In addition to creating photographs that would wind up in family albums in Victoria and beyond, Maynard assembled several of her own. As precious keepsakes, these albums featured delicately embossed leather bindings and hardware, and the pages were often embellished with notes and decorative sketches. There is a page from the Photograph Album of the Maynard Family, 1874–99, that is filled with images made by Maynard and others of family members and gatherings. Her family photographs are often more playful than the more composed and stately family portraits Maynard produced for others. Instead, we have the family playing dress up and set into a variety of painted and sketched scenes. But like any album, it also presents ancestral chronology and illustrates familial relationships.
Others in the Maynard family kept albums that reflect their own relationships and interests. Maynard’s son Albert and his wife Adelaide had an album of one hundred cartes-de-visite portraits produced by Maynard, as well as other photographers including Ontario-based W.A. Cooper and Egan’s New Photographic & Portrait Gallery. There are many portraits of Adelaide and each of their children, including daughters Mabel Price Maynard (b.1880), Lille Elizabeth Maynard (b.1884), and sons John Ridgemen Maynard (b.1879) and Richard James Maynard (b.1881), the faces of whom also found their way into Maynard’s Gems of British Columbia greetings. Laura Lillian Maynard, the daughter of George H. Maynard and Mary Elizabeth Davies, and Maynard’s granddaughter, produced her own photographic album in the 1890s that shows familial scenes and the photo studios. The photographs in it are unattributed but are not thought to be Maynard’s. Perhaps these images were Laura Lillian learning photography on her own.


Greetings
The late nineteenth century saw the beginning of the postcard era. This was due, in part, to an act passed by the United States Congress in 1861 that allowed printed cards weighing less than an ounce to be sent by mail without an envelope. Postcards were an inexpensive way to send images to friends and family. Initially featuring sketches or prints, starting in the 1880s postcards increasingly featured photographs. Photographic studios were an important source of postcards and continued to sell them well into the twentieth century, even after Kodak launched the No. 3A Folding Pocket camera in 1903 that allowed anyone to produce a negative that was the same size as a postcard.
Sending an image of travel, whether taken by yourself or more likely purchased from a photographic studio such as Maynard’s, was a new way to share adventures with friends and family at home. Families that settled in Victoria mailed portrait cartes-de-visite or cabinet cards with a similar intention. Portrait of Mr. William Phillips and family, 1881, has a handwritten note on the back: “Mrs. Phillips was the daughter of Mr. & Mrs. Edward Milne Sr. Wm Phillips pre-empted sections 28–29, Sooke Land District.” Pre-emption was a method of acquiring provincial Crown land. An image like this sent to a faraway family would provide reassurance of success in this new environment.

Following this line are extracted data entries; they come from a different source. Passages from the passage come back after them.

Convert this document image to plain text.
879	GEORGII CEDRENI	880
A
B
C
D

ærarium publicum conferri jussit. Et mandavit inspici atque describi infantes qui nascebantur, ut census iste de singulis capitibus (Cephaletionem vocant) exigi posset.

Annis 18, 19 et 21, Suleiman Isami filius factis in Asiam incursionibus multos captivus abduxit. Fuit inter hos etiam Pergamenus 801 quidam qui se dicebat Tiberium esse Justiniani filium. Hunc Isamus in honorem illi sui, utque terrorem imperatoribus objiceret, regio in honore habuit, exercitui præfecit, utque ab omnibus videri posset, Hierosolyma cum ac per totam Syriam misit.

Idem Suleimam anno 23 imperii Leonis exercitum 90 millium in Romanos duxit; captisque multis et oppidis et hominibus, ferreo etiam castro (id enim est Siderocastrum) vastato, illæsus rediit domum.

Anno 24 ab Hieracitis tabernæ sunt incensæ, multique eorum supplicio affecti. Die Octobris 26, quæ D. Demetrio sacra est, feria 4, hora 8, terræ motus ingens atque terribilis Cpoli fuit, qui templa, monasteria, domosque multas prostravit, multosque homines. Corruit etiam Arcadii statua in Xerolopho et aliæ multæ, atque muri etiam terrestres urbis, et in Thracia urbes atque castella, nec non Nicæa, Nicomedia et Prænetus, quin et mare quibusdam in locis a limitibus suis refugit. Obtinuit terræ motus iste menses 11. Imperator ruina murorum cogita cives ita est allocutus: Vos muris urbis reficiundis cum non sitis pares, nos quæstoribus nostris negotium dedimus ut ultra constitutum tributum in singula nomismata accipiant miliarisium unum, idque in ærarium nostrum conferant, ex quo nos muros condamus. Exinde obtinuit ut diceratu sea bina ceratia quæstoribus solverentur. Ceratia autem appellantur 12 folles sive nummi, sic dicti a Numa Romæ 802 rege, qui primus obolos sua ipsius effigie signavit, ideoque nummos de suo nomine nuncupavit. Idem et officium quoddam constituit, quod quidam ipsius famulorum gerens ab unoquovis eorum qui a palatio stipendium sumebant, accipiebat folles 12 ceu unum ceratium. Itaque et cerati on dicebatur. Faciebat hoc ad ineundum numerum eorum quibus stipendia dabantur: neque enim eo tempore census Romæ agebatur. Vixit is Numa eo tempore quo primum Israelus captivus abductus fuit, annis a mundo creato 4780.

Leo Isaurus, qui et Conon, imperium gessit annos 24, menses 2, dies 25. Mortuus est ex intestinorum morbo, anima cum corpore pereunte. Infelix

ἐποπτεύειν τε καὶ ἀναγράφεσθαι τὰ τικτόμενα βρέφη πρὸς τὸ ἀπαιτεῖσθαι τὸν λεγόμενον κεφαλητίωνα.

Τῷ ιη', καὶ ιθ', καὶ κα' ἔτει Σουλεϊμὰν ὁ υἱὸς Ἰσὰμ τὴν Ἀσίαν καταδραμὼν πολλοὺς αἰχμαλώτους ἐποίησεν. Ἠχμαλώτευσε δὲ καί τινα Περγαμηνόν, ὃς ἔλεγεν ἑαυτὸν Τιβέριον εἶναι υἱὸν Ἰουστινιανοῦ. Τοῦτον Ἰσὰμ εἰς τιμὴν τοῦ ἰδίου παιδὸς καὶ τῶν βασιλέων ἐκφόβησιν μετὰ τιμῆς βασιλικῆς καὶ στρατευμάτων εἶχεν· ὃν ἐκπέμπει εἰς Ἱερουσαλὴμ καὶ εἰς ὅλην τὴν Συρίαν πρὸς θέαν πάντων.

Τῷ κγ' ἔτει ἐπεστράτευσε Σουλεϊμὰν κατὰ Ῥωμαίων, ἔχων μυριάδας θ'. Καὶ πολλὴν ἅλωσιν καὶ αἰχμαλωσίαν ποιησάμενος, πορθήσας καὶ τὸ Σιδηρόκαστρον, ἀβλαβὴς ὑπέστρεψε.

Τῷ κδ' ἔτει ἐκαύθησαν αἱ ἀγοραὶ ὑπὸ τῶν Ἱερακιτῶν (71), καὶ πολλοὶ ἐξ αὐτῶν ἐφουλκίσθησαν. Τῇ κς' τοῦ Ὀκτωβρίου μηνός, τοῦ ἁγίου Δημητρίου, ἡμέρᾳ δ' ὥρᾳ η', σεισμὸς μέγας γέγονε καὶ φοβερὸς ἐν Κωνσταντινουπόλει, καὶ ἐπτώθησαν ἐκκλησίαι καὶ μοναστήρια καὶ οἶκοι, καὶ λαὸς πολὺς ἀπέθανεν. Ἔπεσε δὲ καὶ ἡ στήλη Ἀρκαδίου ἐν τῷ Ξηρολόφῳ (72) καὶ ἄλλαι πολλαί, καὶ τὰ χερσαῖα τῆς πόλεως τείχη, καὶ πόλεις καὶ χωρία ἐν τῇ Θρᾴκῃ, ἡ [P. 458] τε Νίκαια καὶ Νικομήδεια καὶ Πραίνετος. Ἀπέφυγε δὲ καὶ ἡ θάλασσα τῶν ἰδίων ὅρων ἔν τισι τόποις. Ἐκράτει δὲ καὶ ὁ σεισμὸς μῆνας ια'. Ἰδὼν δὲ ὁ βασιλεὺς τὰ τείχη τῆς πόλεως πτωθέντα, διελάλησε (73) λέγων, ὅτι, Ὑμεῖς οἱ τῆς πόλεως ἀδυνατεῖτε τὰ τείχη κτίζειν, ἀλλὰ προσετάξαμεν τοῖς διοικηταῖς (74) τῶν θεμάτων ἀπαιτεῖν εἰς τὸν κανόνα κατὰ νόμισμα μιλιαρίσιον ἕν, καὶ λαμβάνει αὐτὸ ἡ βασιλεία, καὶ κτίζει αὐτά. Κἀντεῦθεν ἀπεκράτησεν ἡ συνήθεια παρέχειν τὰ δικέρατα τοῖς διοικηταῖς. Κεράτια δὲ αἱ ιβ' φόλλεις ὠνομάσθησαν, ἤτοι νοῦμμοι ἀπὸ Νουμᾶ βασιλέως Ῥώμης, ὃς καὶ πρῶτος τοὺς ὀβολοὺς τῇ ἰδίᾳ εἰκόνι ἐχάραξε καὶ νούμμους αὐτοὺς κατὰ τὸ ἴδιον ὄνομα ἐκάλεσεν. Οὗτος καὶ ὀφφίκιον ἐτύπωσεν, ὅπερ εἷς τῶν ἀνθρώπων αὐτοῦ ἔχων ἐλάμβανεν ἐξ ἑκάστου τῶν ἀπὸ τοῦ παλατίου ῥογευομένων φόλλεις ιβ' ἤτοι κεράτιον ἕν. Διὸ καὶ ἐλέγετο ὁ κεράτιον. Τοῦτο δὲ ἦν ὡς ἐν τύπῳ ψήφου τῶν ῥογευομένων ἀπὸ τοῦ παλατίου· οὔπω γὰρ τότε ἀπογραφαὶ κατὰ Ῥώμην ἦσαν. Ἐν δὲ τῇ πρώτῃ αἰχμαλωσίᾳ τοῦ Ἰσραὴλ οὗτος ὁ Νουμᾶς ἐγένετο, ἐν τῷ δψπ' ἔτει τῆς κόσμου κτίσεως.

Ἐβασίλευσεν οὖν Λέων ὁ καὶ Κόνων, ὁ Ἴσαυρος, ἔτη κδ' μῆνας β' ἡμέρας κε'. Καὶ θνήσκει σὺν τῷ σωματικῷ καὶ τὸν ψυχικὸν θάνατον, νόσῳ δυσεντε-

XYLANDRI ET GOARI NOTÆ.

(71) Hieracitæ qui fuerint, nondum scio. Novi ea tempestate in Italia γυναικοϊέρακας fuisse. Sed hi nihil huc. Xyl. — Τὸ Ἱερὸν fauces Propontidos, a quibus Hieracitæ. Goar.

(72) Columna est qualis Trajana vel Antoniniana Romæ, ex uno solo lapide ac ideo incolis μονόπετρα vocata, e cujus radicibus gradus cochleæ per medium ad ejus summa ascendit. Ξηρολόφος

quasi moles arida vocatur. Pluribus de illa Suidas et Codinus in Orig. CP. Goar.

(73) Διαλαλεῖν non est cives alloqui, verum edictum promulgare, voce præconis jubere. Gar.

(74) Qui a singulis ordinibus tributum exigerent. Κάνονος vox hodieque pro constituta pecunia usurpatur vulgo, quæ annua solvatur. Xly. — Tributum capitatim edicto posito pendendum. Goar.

The reproducibility of photography made the medium well suited to a variety of popular uses. The cartes-de-visite and the larger cabinet cards that followed them, were immediately and wildly popular as calling cards and collectible items. As travel became more democratized in the nineteenth century, photographic postcards took on a similar popular function. Victoria was a transitory town that had soldiers, surveyors, prospectors, and labourers, among many others, passing through. And for many of these people the Maynard studio was a key stop.
Of her long career Maynard herself remarked that she had photographed almost everyone in Victoria. Her studio was one where the doors were open to babies, sailors, and everyone in between. She took advantage of both a growing city and a growing interest in photography, combining her aptitudes for photographic technical ability and creativity with entrepreneurial savvy. The portraits she produced, many of which circulated from one hand to the next, reflect this legacy.